Author Takeover: Pages of Possibility, by Anna James

Our September Author Takeover comes from debut author Anna James, whose dazzling new middle-grade adventure book, Pages & Co: Tilly and the Bookwanderersis out this month. Anna James is a former school librarian, a writer, and a journalist, and you can watch her bookish YouTube videos at A Case For Books. In her MuggleNet post, Anna explores the bookish wonders of Harry Potter and how her own favorite library spots have lent themselves to her imagination.

Since her mother’s disappearance, eleven-year-old Tilly has found comfort in stories at Pages & Co., her grandparents’ bookshop. But when her favourite characters, Anne of Green Gables and Alice from Wonderland, appear in the shop, Tilly’s adventures become very real. Not only can she follow Anne and Alice into their thrilling worlds, she discovers she can bookwander into any story she chooses. Tilly’s new ability could even help her solve the mystery of what happened to her mother all those years ago. But danger may be lurking on the very next page…

 

The Magic of Books

Irma Pince does not do a lot in the fight against librarian clichés. She’s described as “vulturelike,” with “sunken cheeks,” “skin like parchment,” and a “long, hooked nose.”  She seems to hate students and is suspicious and rude and definitely a shush-er. But while Madam Pince might be one of my least favorite characters in Harry Potter, the Hogwarts library itself is one of my favorites. “When in doubt, go to the library,” are words to live by, and Hogwarts definitely had an impact on me when I was creating the secret, magical Underlibrary in Tilly and the Bookwanderers, where my heroine goes to learn more about her ability to travel inside of books.

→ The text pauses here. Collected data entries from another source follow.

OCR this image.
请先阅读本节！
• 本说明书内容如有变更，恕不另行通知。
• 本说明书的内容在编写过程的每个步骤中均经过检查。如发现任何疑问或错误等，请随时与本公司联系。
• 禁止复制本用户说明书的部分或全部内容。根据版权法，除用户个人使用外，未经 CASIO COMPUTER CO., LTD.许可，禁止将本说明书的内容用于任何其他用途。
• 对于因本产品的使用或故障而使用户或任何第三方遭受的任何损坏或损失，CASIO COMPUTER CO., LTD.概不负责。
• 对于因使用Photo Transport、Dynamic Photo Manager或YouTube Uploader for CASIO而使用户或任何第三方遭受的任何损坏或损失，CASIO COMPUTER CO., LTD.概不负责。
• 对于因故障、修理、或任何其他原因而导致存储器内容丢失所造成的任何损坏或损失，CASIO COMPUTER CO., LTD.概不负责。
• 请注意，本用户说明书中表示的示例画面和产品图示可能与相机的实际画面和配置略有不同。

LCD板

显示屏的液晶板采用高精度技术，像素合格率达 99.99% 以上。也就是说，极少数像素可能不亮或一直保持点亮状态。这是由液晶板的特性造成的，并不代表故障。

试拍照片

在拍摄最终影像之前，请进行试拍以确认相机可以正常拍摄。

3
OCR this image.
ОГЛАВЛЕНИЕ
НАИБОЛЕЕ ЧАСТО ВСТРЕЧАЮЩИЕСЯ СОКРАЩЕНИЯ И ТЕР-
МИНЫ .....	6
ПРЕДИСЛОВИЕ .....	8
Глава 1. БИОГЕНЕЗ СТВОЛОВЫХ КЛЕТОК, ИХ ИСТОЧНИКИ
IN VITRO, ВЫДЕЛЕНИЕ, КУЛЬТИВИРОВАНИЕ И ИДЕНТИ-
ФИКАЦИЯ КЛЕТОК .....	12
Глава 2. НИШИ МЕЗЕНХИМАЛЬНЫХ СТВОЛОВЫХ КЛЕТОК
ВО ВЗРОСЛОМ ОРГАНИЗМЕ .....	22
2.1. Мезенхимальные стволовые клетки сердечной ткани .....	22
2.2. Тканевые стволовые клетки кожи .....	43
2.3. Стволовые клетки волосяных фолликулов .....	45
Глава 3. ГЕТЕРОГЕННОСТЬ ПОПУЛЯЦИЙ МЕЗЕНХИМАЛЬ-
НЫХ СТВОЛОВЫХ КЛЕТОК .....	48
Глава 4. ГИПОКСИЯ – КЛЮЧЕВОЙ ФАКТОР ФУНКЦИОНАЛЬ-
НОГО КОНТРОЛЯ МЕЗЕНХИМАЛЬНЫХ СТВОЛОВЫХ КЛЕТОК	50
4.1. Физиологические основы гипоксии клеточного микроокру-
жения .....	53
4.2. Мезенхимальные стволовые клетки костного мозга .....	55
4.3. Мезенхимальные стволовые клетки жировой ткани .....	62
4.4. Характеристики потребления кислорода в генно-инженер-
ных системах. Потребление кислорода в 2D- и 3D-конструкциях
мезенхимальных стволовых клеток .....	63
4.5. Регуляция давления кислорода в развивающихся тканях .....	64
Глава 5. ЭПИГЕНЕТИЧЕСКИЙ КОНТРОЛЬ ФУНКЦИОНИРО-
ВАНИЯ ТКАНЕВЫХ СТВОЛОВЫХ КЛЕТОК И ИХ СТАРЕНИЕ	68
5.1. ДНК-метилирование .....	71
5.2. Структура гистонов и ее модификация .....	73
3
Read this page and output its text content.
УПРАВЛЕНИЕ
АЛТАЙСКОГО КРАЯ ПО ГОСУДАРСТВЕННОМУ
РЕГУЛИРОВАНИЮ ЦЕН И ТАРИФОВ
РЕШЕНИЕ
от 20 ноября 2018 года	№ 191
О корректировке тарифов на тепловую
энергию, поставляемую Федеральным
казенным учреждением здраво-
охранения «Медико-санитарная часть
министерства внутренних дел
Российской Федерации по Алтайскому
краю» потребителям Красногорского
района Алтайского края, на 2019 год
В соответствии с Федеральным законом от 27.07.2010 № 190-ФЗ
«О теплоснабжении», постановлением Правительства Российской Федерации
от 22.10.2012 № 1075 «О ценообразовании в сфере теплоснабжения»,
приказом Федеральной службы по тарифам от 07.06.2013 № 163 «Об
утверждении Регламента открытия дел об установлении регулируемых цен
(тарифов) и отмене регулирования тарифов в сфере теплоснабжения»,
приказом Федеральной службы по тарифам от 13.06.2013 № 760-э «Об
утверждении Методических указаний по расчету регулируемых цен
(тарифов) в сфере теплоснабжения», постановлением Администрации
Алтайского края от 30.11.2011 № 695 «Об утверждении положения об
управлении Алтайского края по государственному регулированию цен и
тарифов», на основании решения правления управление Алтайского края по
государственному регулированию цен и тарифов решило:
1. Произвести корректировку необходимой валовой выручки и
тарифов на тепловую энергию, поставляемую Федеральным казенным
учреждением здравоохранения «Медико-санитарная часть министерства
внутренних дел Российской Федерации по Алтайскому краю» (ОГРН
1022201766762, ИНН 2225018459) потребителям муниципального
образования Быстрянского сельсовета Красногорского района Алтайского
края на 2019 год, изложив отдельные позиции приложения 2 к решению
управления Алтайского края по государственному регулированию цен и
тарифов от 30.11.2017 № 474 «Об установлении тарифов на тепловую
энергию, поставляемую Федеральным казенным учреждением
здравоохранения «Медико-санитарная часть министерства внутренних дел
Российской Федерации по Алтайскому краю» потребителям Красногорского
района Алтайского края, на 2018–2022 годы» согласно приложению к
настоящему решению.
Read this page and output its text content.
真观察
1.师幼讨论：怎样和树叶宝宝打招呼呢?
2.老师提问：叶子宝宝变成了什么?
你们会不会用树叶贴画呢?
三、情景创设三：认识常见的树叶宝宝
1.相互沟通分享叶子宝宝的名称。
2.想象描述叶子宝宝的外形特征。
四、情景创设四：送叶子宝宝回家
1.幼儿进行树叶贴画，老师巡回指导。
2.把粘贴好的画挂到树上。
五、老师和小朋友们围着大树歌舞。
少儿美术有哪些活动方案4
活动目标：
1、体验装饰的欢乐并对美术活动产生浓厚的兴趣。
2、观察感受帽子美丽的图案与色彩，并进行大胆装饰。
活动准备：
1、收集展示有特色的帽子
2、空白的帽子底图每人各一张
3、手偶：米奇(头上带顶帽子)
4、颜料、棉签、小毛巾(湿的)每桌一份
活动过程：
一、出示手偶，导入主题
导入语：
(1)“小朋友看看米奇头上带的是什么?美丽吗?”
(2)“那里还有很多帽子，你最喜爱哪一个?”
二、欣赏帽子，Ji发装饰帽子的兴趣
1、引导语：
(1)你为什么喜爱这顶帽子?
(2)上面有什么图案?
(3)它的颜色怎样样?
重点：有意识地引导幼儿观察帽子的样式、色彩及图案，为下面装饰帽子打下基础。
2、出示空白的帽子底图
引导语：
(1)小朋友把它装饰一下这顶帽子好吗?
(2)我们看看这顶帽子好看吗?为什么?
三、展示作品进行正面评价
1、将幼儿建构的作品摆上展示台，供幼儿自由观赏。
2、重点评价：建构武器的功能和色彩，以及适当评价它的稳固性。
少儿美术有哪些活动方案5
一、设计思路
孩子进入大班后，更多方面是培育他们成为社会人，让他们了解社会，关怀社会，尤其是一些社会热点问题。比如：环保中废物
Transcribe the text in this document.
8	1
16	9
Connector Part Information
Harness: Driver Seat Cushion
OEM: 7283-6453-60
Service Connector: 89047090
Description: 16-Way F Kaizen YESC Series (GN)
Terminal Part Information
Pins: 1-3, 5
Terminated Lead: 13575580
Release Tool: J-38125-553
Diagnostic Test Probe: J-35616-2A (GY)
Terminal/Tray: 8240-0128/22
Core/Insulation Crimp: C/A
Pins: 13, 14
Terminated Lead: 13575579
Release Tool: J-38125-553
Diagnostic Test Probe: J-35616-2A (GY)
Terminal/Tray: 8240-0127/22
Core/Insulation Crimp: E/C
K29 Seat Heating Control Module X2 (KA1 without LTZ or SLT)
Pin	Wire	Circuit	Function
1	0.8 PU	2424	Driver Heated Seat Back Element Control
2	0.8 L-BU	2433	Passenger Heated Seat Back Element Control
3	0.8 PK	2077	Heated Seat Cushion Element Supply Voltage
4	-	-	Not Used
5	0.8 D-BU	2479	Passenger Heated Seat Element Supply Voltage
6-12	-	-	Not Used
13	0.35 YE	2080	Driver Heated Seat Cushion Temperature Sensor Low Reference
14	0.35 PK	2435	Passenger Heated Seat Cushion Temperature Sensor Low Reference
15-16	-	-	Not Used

Libraries have always been a huge part of my life, so much so that I was a school librarian myself (although hopefully none of my students would compare me to Madam Pince) for nearly five years before I became a writer. I grew up in a small village in Northumberland, with no bookshop, but we did have a public library, and I was fortunate that all three of the schools I went to had small but well cared for libraries, and my high school had a full-time librarian (who recommended me what turned out to be one of my all-time favorite novels, The Time Traveler’s Wife by Audrey Niffenegger). Our public library only had a small children’s section, and the teen books were all mixed in (this was a little before YA was seen as a distinct thing, and the teen offerings were mainly Sweet Valley High and my beloved Scrambled Legs books). Moving on to the adult books was just a natural thing to do once I’d read the children’s section, and whether it was because the librarians had more important things to worry about, or because they encouraged reading without censorship, I was left to my own devices. I read without pattern or plan, jumping from Buffy the Vampire Slayer novelizations to Discworld to Austen to women’s fiction  – where I learned a lot, some of it far too early.

Nowadays, I choose what I read a lot more consciously, which is largely a good thing; I’m much more aware of publishing and authors and what I like, so I rarely read things I don’t enjoy. But there’s a bit of me that misses choosing books so serendipitously and discovering authors I’ve never heard of. And that’s one of the reasons libraries – and brick-and-mortar bookshops – are so magical. Part of what inspired Pages & Co, the bookshop where Tilly lives with her grandparents, is the idea of infinite unknown portals to other lands waiting for you, lined up on the shelves, and the idea that you might stumble into an adventure you didn’t even know was waiting for you.